Kentaro Toyama, University of Michigan – Equality of Technology
Technology is a good thing for everyone, right?
Kentaro Toyama, professor of community information at University of Michigan, profiles the equality of benefits technology offers.
Kentaro Toyama is W.K. Kellogg Associate Professor of Community Information at the University of Michigan School of Information and a fellow of the Dalai Lama Center for Ethics and Transformative Values at MIT. He is the author of Geek Heresy: Rescuing Social Change from the Cult of Technology. For more information see http://kentarotoyama.org.
Previously, he was a researcher at UC Berkeley and assistant managing director of Microsoft Research India, which he co-founded in 2005. At MSR India, he started the Technology for Emerging Markets research group, which conducts interdisciplinary research to understand how the world’s poorer communities interact with electronic technology and to invent new ways for technology to support their socio-economic development. The award-winning group is known for projects such as MultiPoint, Text-Free User Interfaces, and Digital Green. Kentaro co-founded the IEEE/ACM International Conference on Information and Communication Technologies and Development (ICTD) to provide a global platform for rigorous academic research in this field. He is also co-editor-in-chief of the journal Information Technologies and International Development.
Prior to his time in India, Kentaro did computer vision and multimedia research at Microsoft Research in Redmond, WA, USA and Cambridge, UK, and taught mathematics at Ashesi University in Accra, Ghana.
Equality of Technology
Silicon Valley executives who tout cutting-edge technologies send their children to Waldorf schools that ban electronics. The U.S. government promotes the Internet for democracy abroad while spying on its citizens’ emails. Social media connects us like never before, but we’re more politically polarized than ever.
What accounts for these digital paradoxes?, I argue that technology’s primary effect is to amplify underlying human forces. It’s a simple idea – even an obvious one – but it has counterintuitive consequences.
For example, it’s often said that “the Internet democratizes” or that “technology levels the playing field,” but the evidence doesn’t bear up. Free courses on the Internet are mostly completed by working professionals who’ve been to college, not jobless young adults without a high-school degree. Americans have free speech online because we have it offline, unlike in China where a 400,000-person censorship machine filters all social media. And over the last four decades, the United States experienced a golden age of digital innovation, but during the same time, poverty didn’t decline and inequality skyrocketed. In other words, it’s exactly in those situations where we most want technology to help that the human substrate can’t or won’t capitalize on it.
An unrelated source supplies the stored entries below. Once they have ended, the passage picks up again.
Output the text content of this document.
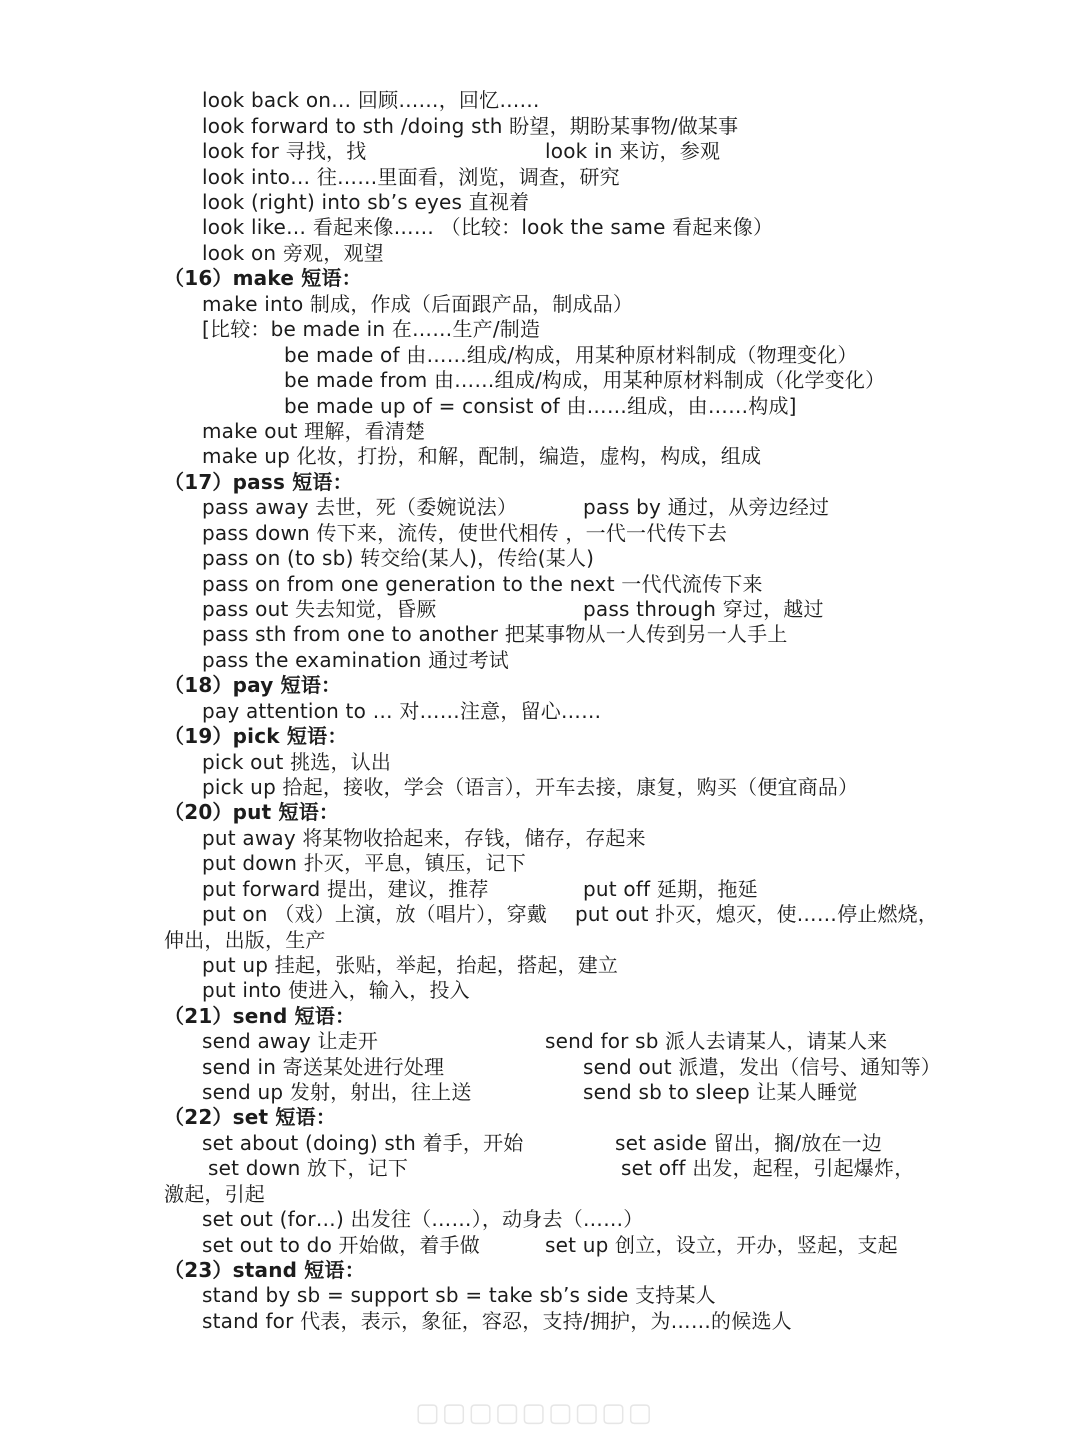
look back on… 回顾……，回忆……
look forward to sth /doing sth 盼望，期盼某事物/做某事
look for 寻找，找	look in 来访，参观
look into… 往……里面看，浏览，调查，研究
look (right) into sb’s eyes 直视着
look like… 看起来像…… （比较：look the same 看起来像）
look on 旁观，观望
（16）make 短语：
make into 制成，作成（后面跟产品，制成品）
[比较：be made in 在……生产/制造
be made of 由……组成/构成，用某种原材料制成（物理变化）
be made from 由……组成/构成，用某种原材料制成（化学变化）
be made up of = consist of 由……组成，由……构成]
make out 理解，看清楚
make up 化妆，打扮，和解，配制，编造，虚构，构成，组成
（17）pass 短语：
pass away 去世，死（委婉说法）	pass by 通过，从旁边经过
pass down 传下来，流传，使世代相传 ，一代一代传下去
pass on (to sb) 转交给(某人)，传给(某人)
pass on from one generation to the next 一代代流传下来
pass out 失去知觉，昏厥	pass through 穿过，越过
pass sth from one to another 把某事物从一人传到另一人手上
pass the examination 通过考试
（18）pay 短语：
pay attention to … 对……注意，留心……
（19）pick 短语：
pick out 挑选，认出
pick up 拾起，接收，学会（语言），开车去接，康复，购买（便宜商品）
（20）put 短语：
put away 将某物收拾起来，存钱，储存，存起来
put down 扑灭，平息，镇压，记下
put forward 提出，建议，推荐	put off 延期，拖延
put on （戏）上演，放（唱片），穿戴 put out 扑灭，熄灭，使……停止燃烧，
伸出，出版，生产
put up 挂起，张贴，举起，抬起，搭起，建立
put into 使进入，输入，投入
（21）send 短语：
send away 让走开	send for sb 派人去请某人，请某人来
send in 寄送某处进行处理	send out 派遣，发出（信号、通知等）
send up 发射，射出，往上送	send sb to sleep 让某人睡觉
（22）set 短语：
set about (doing) sth 着手，开始	set aside 留出，搁/放在一边
set down 放下，记下	set off 出发，起程，引起爆炸，
激起，引起
set out (for…) 出发往（……），动身去（……）
set out to do 开始做，着手做	set up 创立，设立，开办，竖起，支起
（23）stand 短语：
stand by sb = support sb = take sb’s side 支持某人
stand for 代表，表示，象征，容忍，支持/拥护，为……的候选人
▢▢▢▢▢▢▢▢▢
Instead of closing social divides, technology amplifies the gap.
Technology can help, of course, but only on a base of well-intentioned, capable people. For example, there is a non-profit called Digital Green that uses ten-minute how-to videos to help developing-world farmers learn better agriculture. Our research shows that this method is seven times more effective than classical “training & visit” extension, which itself does more than agriculture shows on TV.
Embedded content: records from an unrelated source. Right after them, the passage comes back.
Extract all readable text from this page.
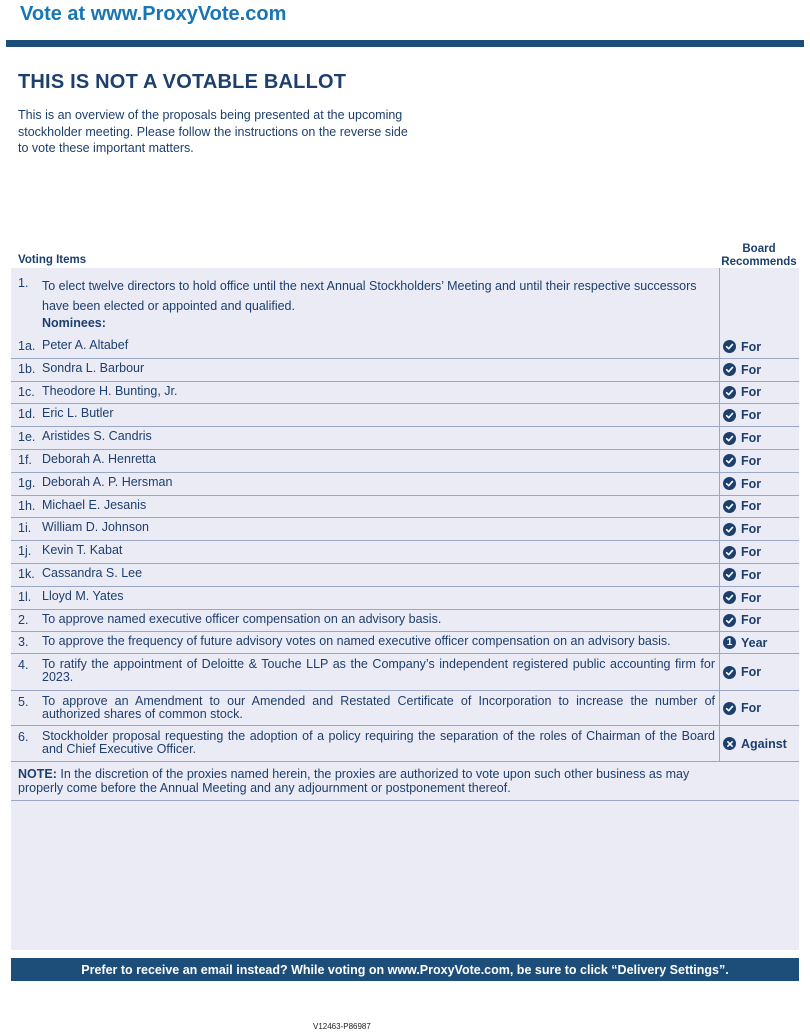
Vote at www.ProxyVote.com
THIS IS NOT A VOTABLE BALLOT
This is an overview of the proposals being presented at the upcoming stockholder meeting. Please follow the instructions on the reverse side to vote these important matters.
Voting Items
Board
Recommends
1. To elect twelve directors to hold office until the next Annual Stockholders’ Meeting and until their respective successors have been elected or appointed and qualified.
Nominees:
1a. Peter A. Altabef	For
1b. Sondra L. Barbour	For
1c. Theodore H. Bunting, Jr.	For
1d. Eric L. Butler	For
1e. Aristides S. Candris	For
1f. Deborah A. Henretta	For
1g. Deborah A. P. Hersman	For
1h. Michael E. Jesanis	For
1i. William D. Johnson	For
1j. Kevin T. Kabat	For
1k. Cassandra S. Lee	For
1l. Lloyd M. Yates	For
2. To approve named executive officer compensation on an advisory basis.	For
3. To approve the frequency of future advisory votes on named executive officer compensation on an advisory basis.	1 Year
4. To ratify the appointment of Deloitte & Touche LLP as the Company’s independent registered public accounting firm for 2023.	For
5. To approve an Amendment to our Amended and Restated Certificate of Incorporation to increase the number of authorized shares of common stock.	For
6. Stockholder proposal requesting the adoption of a policy requiring the separation of the roles of Chairman of the Board and Chief Executive Officer.	Against
NOTE: In the discretion of the proxies named herein, the proxies are authorized to vote upon such other business as may properly come before the Annual Meeting and any adjournment or postponement thereof.
Prefer to receive an email instead? While voting on www.ProxyVote.com, be sure to click “Delivery Settings”.
V12463-P86987
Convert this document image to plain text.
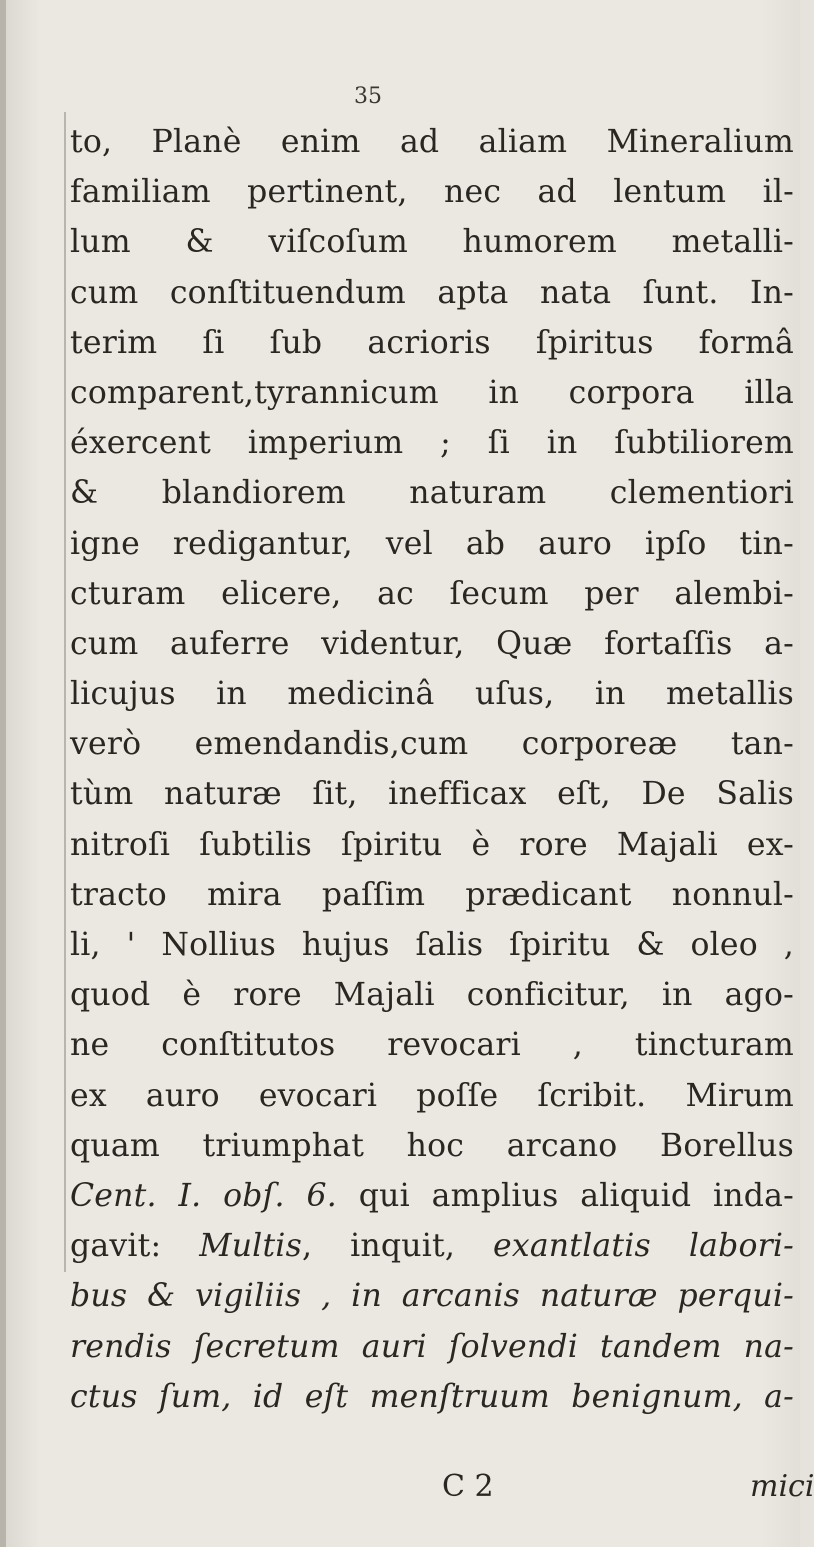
35
to, Planè enim ad aliam Mineralium
familiam pertinent, nec ad lentum il-
lum & viſcoſum humorem metalli-
cum conſtituendum apta nata ſunt. In-
terim ſi ſub acrioris ſpiritus formâ
comparent,tyrannicum in corpora illa
éxercent imperium ; ſi in ſubtiliorem
& blandiorem naturam clementiori
igne redigantur, vel ab auro ipſo tin-
cturam elicere, ac ſecum per alembi-
cum auferre videntur, Quæ fortaſſis a-
licujus in medicinâ uſus, in metallis
verò emendandis,cum corporeæ tan-
tùm naturæ ſit, inefficax eſt, De Salis
nitroſi ſubtilis ſpiritu è rore Majali ex-
tracto mira paſſim prædicant nonnul-
li, ' Nollius hujus ſalis ſpiritu & oleo ,
quod è rore Majali conficitur, in ago-
ne conſtitutos revocari , tincturam
ex auro evocari poſſe ſcribit. Mirum
quam triumphat hoc arcano Borellus
Cent. I. obſ. 6. qui amplius aliquid inda-
gavit: Multis, inquit, exantlatis labori-
bus & vigiliis , in arcanis naturæ perqui-
rendis ſecretum auri ſolvendi tandem na-
ctus ſum, id eſt menſtruum benignum, a-
C 2	mici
The secret is that videos are watched in groups facilitated by people whom the farmers trust. Thus, the videos amplify the commitment and capacity of our partners. And the same is true of technology for social causes in general. Amplification means that for machines to have positive impact, the right people are essential. So, especially in a world of abundant technology, what’s needed above all is genuine human development.